Batch jobs are like unsung heroes. They run in middle of the night when no one (almost no one except that one support guy) is watching them. They take all the load (system resources) and do all hard work but people remember them only when they fail (oooops too cheesy..lets come to the point).While writing any batch job there are certain aspects that any system analyst need to take care of. Following are few aspects that I found quite important. Note that this in addition to have proper document about the job written.
- Transactions: First and foremost always plan your transactions properly. When you are loading records in million you need to make a choice do you want to commit for every record or you want to insert all records and single commit. If you are using hibernate then set its property for batch operations correctly. If it is JDBC use addBatch and executeBatch properly.
- Logging: Logging is always required. Ensure that all important steps are generating enough information in the log file. Ensure that proper logging level (trace, debug, info, warn or error) is used while logging the information. If there are Exception condition ensure that the message logged provides sufficient information instead of generic information like "Error occurred while getting data from server."
- Log file for each run: Ensured that the job creates a separate log file for each run. In a way this help to compare the logs generated and at a quick glance any abnormalities can be noticed.
- Externalising configurations: Changes are bound to happen so try to externalise anything that can vary over the period of time e.g. IP Address/Hostname/ID/password of database connection, URL to be hit for retrieving some information etc. Since jobs written once runs for years last thing one would expect to recompile the code just to change configuration.
- Multiple entry points for the job: If your code contains some information that may needs to be regenerated or certain piece of code needs to be run stand alone then ensure that existing code has some entry point for this and this entry point is documented properly for an example Main Job, Part of the job to generate encrypted password and part of the job just to check if all configurations are correct or not.

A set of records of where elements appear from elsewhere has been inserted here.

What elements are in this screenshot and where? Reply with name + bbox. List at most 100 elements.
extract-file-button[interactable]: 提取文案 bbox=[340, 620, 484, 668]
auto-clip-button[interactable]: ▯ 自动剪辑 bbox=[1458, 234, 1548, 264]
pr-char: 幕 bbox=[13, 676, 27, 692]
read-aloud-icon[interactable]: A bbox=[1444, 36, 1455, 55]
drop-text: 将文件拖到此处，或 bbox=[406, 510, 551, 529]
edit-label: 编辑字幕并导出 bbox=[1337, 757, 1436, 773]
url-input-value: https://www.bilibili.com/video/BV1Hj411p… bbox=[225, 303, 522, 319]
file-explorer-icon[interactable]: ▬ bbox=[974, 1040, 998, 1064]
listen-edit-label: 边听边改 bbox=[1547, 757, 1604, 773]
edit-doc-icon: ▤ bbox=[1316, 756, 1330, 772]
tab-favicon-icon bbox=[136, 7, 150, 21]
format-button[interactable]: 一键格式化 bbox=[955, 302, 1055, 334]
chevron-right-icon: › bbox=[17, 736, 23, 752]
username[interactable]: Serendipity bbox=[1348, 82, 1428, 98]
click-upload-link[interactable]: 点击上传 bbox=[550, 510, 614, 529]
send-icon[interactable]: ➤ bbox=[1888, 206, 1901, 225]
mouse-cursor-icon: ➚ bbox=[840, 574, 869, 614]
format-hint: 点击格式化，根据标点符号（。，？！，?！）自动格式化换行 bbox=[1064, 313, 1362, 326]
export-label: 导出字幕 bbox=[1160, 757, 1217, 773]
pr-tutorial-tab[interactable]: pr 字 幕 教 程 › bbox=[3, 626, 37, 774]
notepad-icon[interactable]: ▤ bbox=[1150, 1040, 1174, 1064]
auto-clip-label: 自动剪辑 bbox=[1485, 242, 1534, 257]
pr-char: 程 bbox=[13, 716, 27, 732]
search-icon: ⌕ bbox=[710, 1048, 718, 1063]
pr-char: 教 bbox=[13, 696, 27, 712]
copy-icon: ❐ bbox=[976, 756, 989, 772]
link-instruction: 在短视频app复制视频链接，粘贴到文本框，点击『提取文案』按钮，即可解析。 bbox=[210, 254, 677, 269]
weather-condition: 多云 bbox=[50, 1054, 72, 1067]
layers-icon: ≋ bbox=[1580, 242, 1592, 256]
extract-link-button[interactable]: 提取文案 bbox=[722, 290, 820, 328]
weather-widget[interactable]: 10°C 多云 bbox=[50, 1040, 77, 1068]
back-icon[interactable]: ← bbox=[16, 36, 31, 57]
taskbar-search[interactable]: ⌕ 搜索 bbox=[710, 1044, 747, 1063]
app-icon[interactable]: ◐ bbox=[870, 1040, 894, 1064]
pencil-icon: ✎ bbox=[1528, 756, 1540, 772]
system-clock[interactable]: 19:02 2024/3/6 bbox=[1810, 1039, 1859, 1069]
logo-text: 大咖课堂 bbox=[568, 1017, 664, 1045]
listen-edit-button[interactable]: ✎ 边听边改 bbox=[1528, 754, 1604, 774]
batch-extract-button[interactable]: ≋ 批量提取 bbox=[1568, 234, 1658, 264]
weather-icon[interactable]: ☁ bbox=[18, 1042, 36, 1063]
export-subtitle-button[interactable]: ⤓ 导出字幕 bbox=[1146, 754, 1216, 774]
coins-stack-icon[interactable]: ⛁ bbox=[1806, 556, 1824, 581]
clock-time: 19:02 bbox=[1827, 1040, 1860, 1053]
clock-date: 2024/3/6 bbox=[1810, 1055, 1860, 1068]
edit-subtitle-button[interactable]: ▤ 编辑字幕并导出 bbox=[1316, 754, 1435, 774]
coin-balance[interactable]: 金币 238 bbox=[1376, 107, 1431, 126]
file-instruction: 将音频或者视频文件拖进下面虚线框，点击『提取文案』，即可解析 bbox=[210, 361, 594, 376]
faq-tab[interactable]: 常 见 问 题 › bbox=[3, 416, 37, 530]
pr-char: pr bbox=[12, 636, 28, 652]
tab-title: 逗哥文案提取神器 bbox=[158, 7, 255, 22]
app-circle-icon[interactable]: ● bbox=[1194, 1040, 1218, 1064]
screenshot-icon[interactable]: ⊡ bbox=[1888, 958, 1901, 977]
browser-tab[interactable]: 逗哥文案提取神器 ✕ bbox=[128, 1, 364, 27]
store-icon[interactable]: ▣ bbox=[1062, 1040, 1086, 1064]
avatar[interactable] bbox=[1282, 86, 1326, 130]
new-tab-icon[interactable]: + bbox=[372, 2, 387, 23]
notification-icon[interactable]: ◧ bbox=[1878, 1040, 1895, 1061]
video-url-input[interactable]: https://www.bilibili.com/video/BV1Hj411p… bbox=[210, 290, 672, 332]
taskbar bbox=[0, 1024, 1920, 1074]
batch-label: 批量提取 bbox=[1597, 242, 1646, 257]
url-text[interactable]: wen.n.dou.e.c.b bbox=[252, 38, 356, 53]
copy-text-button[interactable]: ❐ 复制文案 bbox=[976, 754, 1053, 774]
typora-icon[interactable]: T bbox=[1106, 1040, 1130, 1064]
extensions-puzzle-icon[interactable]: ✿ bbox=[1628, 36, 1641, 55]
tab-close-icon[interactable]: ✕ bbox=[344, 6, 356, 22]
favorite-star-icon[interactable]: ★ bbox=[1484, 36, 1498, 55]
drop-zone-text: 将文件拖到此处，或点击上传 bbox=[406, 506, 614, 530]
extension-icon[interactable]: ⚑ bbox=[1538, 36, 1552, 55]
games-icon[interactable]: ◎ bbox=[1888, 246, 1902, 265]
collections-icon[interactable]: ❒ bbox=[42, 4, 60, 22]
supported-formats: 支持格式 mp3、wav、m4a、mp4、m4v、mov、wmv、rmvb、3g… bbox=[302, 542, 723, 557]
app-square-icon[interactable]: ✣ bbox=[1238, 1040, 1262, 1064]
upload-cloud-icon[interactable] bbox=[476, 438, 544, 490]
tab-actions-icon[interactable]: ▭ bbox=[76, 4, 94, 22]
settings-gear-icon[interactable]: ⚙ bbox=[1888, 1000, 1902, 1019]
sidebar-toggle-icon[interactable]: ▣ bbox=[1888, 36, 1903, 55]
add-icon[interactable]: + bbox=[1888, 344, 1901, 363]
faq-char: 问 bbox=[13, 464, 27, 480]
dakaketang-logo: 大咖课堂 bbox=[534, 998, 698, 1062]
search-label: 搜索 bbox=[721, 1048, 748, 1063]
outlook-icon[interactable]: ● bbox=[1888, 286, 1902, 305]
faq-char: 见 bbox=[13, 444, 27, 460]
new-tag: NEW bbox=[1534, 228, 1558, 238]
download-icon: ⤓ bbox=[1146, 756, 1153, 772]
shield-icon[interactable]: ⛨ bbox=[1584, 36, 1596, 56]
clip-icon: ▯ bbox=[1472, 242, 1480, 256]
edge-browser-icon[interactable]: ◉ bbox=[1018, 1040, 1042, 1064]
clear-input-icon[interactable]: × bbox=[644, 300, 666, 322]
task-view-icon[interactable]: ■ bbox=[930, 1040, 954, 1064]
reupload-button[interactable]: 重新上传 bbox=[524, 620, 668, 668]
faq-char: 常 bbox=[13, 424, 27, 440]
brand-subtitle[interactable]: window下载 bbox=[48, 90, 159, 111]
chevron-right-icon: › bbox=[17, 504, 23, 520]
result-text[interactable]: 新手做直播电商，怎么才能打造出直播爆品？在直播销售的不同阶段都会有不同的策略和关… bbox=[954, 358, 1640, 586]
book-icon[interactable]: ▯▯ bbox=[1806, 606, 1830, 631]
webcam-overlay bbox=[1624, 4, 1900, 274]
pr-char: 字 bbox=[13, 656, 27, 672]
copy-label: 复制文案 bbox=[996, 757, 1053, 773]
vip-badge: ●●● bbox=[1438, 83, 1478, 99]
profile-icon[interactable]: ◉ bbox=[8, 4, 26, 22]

- Flexibility to rerun the job: There are chances that when the job is running there will be some exceptional conditions and certain part of the job is not executed e.g. data is loaded from legacy system in rational DB but reports that needs to be generated from DB are not generates since file system ran out of space. In similar scenario you do not want to run the entire job again and you may want to run only a part of the job. But at the same time as an architect you may also want to consider a case where some tables are loaded partially and remaining data was not loaded so how best the business case will be? Do you want to delete all data that was loaded in failed job or you want to start from last point of failure? This is one of the most important aspect for any batch job.
- Flexibility to run the job for particular period: There will be a time in a life time of a batch job when job did not run for certain period of time (say it failed for couple of days and no one was able to fix) and hence there will be a loss of data for this period. Considering this scenario always ensure that your job has flexibility to run for specific start date to end date. No would like to run a job for a particular date for number of times.
- Housekeeping of log files and Data: If your job is generating logs for each run half battle is won but when your job is running for months and years it keep creating logs and it will keep eating space on your NAS or on your servers. You need to clean it. So ensure that you have proper mechanism to archive your logs. At least move them in a zip file every month end job. Same holds true for data loaded in tables (or tables generated in DB). Once you don't need them move them or archive them.
- Status update of the job: In most of the cases there will be a job depending on status returned of the other job. If not when you are designing your system but highly possible some time at later stage of the project this needs to be done so always ensure that your job returns (notifies) the status of the job run. Few options are generating zero byte success or failure file, sending MQ message, updating some flag in DB and so on.
- Flag when it fail
- Where the Data comes from and where it goes: Person who is designing this job need to understand end to end flow e.g. Who is providing this data? In what all formats? What will happen if data sent once is lost, can we get the same message/file again? If so, how? Who consumes data this job has loaded? What is sanity check at downstream for data this job has stored?